When we XOR in a value:

  • if it is the first time we see that value, it enters the accumulator
  • if it is the second time, it cancels out

So paired values keep appearing and disappearing, and only the unpaired value survives to the end.

That is why the code is just one loop and one accumulator.

Dry Run

Input:

[4, 1, 2, 1, 2]

Step by step:

  1. result = 0
  2. result ^= 4 -> 4
  3. result ^= 1 -> 5
  4. result ^= 2 -> 7
  5. result ^= 1 -> 6
  6. result ^= 2 -> 4

Final answer:

4

The intermediate values are not meaningful by themselves. What matters is that pairs eventually cancel.

Why This Beats a Frequency Map Here

A map-based solution is easy to explain:

  • count every value
  • return the one with frequency 1

But compared with XOR, it is weaker for this exact problem:

  • more code
  • O(n) extra space instead of O(1)
  • less insight into the special structure of the input

In interviews, the map solution is acceptable as a starting point. The XOR solution is the answer that shows you recognized the constraint.

Important Constraint Check

This method works because the frequency pattern is exact:

  • one value appears once
  • every other value appears exactly twice

If the problem changes, the solution may change too.

Examples:

  • every other number appears three times -> plain XOR no longer works
  • two numbers appear once -> use partition-by-bit logic
  • unspecific repetition counts -> use a map

This is the real interview lesson: do not apply XOR because the problem “looks similar.” Apply it because the frequency invariant matches.

Common Mistakes

Using Sorting First

Sorting works, but it adds unnecessary O(n log n) cost to a problem with a linear solution.

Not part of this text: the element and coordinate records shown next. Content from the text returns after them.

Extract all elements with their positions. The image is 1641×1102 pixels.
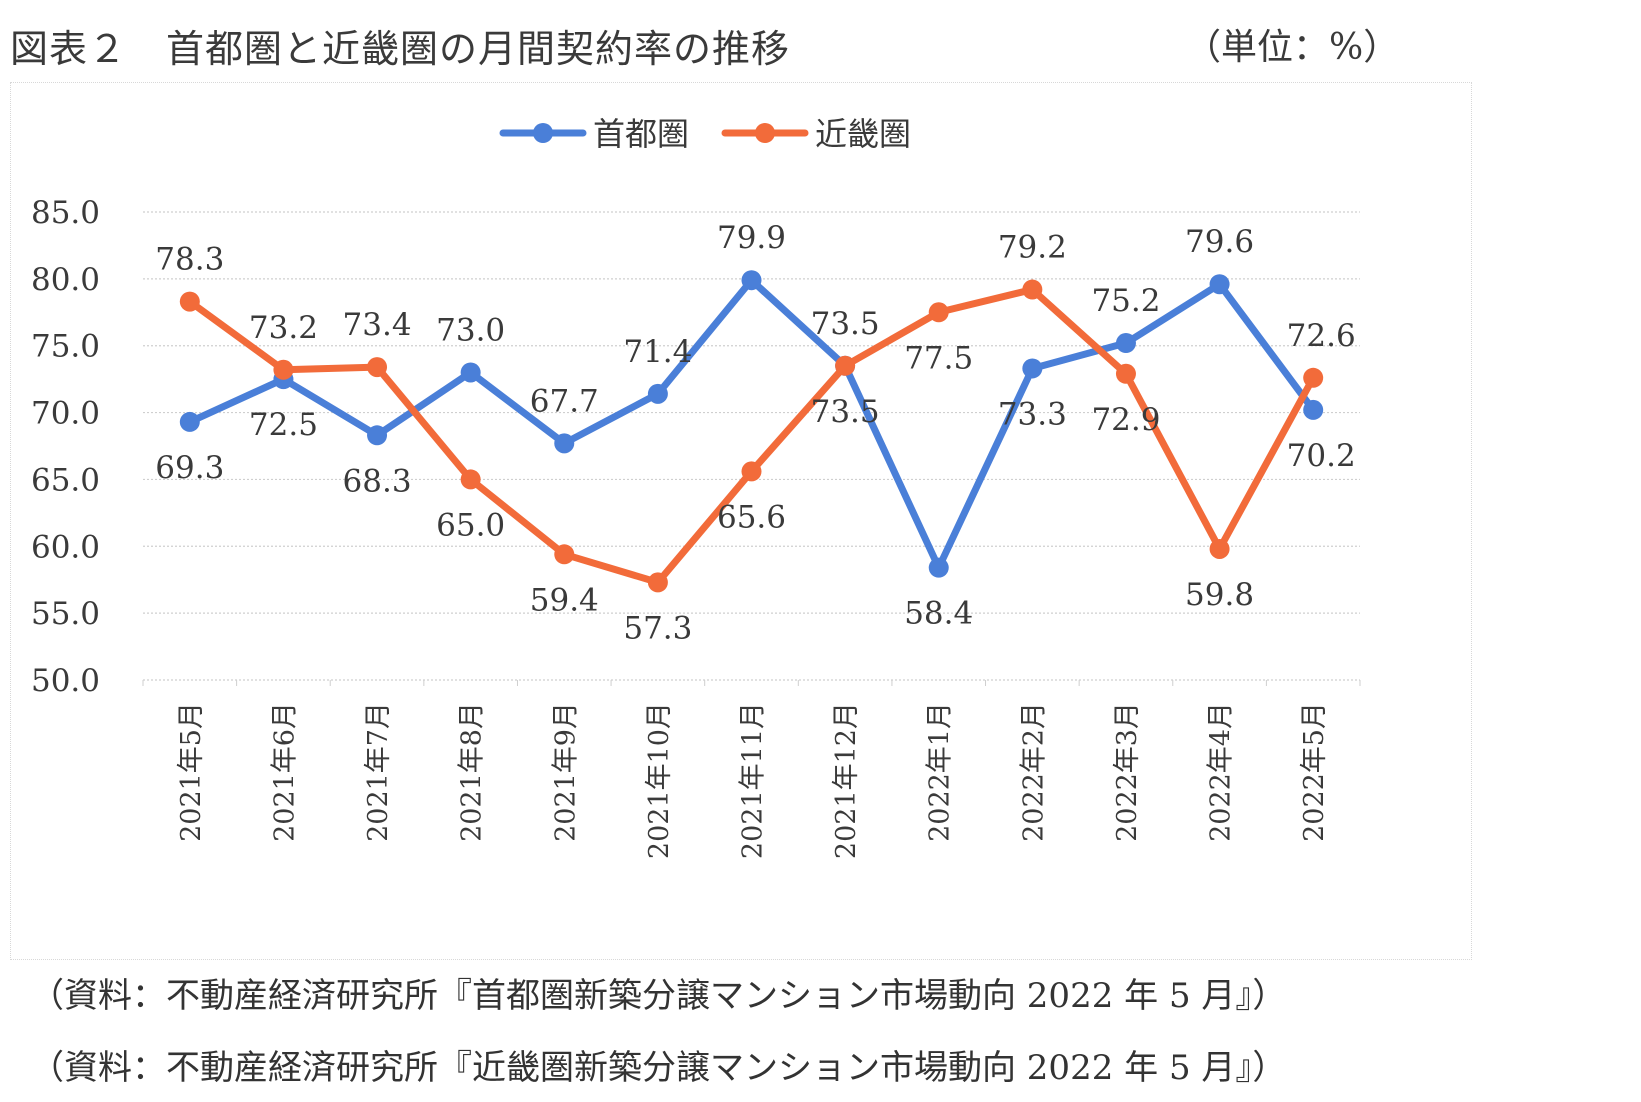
y-tick-label: 60.0 — [31, 529, 100, 565]
data-point-tokyo — [460, 362, 481, 383]
x-tick-label: 2021年5月 — [176, 702, 207, 842]
data-label-kinki: 77.5 — [904, 340, 973, 376]
data-label-tokyo: 68.3 — [343, 463, 412, 499]
data-label-tokyo: 73.5 — [811, 306, 880, 342]
x-tick-label: 2022年1月 — [925, 702, 956, 842]
data-label-kinki: 72.9 — [1091, 402, 1160, 438]
data-label-tokyo: 58.4 — [904, 596, 973, 632]
data-label-kinki: 73.5 — [811, 394, 880, 430]
data-label-kinki: 79.2 — [998, 230, 1067, 266]
data-point-kinki — [835, 355, 856, 376]
data-label-tokyo: 71.4 — [623, 334, 692, 370]
legend-marker-kinki — [755, 123, 775, 143]
data-label-kinki: 72.6 — [1287, 318, 1356, 354]
legend-marker-tokyo — [533, 123, 553, 143]
data-label-tokyo: 79.9 — [717, 220, 786, 256]
line-chart: 首都圏 近畿圏 50.055.060.065.070.075.080.085.0 … — [31, 115, 1361, 859]
data-label-kinki: 65.0 — [436, 507, 505, 543]
data-label-tokyo: 73.3 — [998, 396, 1067, 432]
data-point-kinki — [1022, 279, 1043, 300]
data-point-tokyo — [1022, 358, 1043, 379]
data-point-tokyo — [1303, 399, 1324, 420]
data-point-kinki — [367, 357, 388, 378]
data-point-kinki — [179, 291, 200, 312]
y-tick-label: 75.0 — [31, 329, 100, 365]
data-point-kinki — [928, 302, 949, 323]
data-point-tokyo — [741, 270, 762, 291]
data-point-tokyo — [1209, 274, 1230, 295]
y-tick-label: 85.0 — [31, 195, 100, 231]
data-point-tokyo — [928, 557, 949, 578]
legend-label-tokyo: 首都圏 — [593, 115, 689, 153]
data-label-kinki: 57.3 — [623, 610, 692, 646]
figure-title: 図表２ 首都圏と近畿圏の月間契約率の推移 — [10, 27, 791, 71]
y-tick-label: 55.0 — [31, 596, 100, 632]
data-label-tokyo: 69.3 — [155, 450, 224, 486]
data-label-kinki: 73.2 — [249, 310, 318, 346]
legend-label-kinki: 近畿圏 — [815, 115, 911, 153]
y-axis: 50.0 55.0 60.0 65.0 70.0 75.0 80.0 85.0 — [31, 195, 100, 699]
x-tick-label: 2022年2月 — [1018, 702, 1049, 842]
data-point-tokyo — [647, 383, 668, 404]
x-tick-label: 2021年10月 — [644, 702, 675, 859]
y-tick-label: 80.0 — [31, 262, 100, 298]
x-tick-label: 2021年12月 — [831, 702, 862, 859]
data-label-tokyo: 79.6 — [1185, 224, 1254, 260]
x-tick-label: 2021年8月 — [457, 702, 488, 842]
y-tick-label: 50.0 — [31, 663, 100, 699]
y-tick-label: 70.0 — [31, 396, 100, 432]
data-point-kinki — [741, 461, 762, 482]
data-label-tokyo: 73.0 — [436, 312, 505, 348]
source-note-tokyo: （資料：不動産経済研究所『首都圏新築分譲マンション市場動向 2022 年 5 月… — [30, 976, 1287, 1016]
data-point-kinki — [554, 544, 575, 565]
data-label-kinki: 59.8 — [1185, 577, 1254, 613]
data-label-tokyo: 67.7 — [530, 383, 599, 419]
data-point-kinki — [1209, 538, 1230, 559]
data-point-kinki — [460, 469, 481, 490]
data-label-kinki: 78.3 — [155, 242, 224, 278]
chart-frame — [10, 82, 1472, 960]
x-axis: 2021年5月 2021年6月 2021年7月 2021年8月 2021年9月 2021年… — [142, 680, 1361, 859]
data-point-tokyo — [179, 411, 200, 432]
x-tick-label: 2021年7月 — [363, 702, 394, 842]
data-label-tokyo: 72.5 — [249, 407, 318, 443]
x-tick-label: 2021年9月 — [550, 702, 581, 842]
data-point-kinki — [273, 359, 294, 380]
series-group — [179, 270, 1324, 593]
data-label-kinki: 73.4 — [343, 307, 412, 343]
x-tick-label: 2022年3月 — [1112, 702, 1143, 842]
data-labels: 69.3 72.5 68.3 73.0 67.7 71.4 79.9 73.5 58.4 73.3… — [155, 220, 1355, 646]
x-tick-label: 2021年11月 — [738, 702, 769, 859]
x-tick-label: 2021年6月 — [269, 702, 300, 842]
data-label-kinki: 59.4 — [530, 582, 599, 618]
legend: 首都圏 近畿圏 — [499, 115, 911, 153]
source-note-kinki: （資料：不動産経済研究所『近畿圏新築分譲マンション市場動向 2022 年 5 月… — [30, 1048, 1287, 1088]
x-tick-label: 2022年5月 — [1299, 702, 1330, 842]
data-label-tokyo: 75.2 — [1091, 283, 1160, 319]
data-point-tokyo — [1115, 333, 1136, 354]
data-label-tokyo: 70.2 — [1287, 438, 1356, 474]
data-point-tokyo — [554, 433, 575, 454]
data-point-tokyo — [367, 425, 388, 446]
y-tick-label: 65.0 — [31, 462, 100, 498]
data-point-kinki — [647, 572, 668, 593]
x-tick-label: 2022年4月 — [1206, 702, 1237, 842]
unit-label: （単位：%） — [1185, 27, 1400, 68]
data-label-kinki: 65.6 — [717, 499, 786, 535]
data-point-kinki — [1303, 367, 1324, 388]
data-point-kinki — [1115, 363, 1136, 384]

Reaching for a HashMap Too Early

That is a reasonable baseline, but it misses the stronger invariant.

Misapplying the Trick to the Wrong Variant

The XOR approach is narrow and precise. Its strength comes from the exact pair-cancellation pattern.

Thinking Negative Numbers Break It

They do not. XOR operates on bit patterns, and Java integers use a well-defined binary representation.

Boundary Cases

  • [7] -> answer is 7
  • [0, 1, 1] -> answer is 0
  • negative values still work

The important thing is not positivity. It is the repetition pattern.

Complexity

  • Time: O(n)
  • Space: O(1)

We scan the array once and keep only one accumulator.

Where This Pattern Generalizes

The broader pattern is not “always use XOR.” It is:

  1. identify whether values cancel under some operation
  2. keep a running accumulator
  3. let the input structure do the work

That mindset shows up again in:

  • parity checks
  • bitmask state tracking
  • missing-number style problems
  • power-of-two and low-bit manipulations

Final Takeaway

Single Number is a great reminder that the best solution is sometimes just the right invariant made operational.

Here the invariant is simple: duplicate pairs vanish under XOR, so one pass is enough to leave the only unpaired value behind.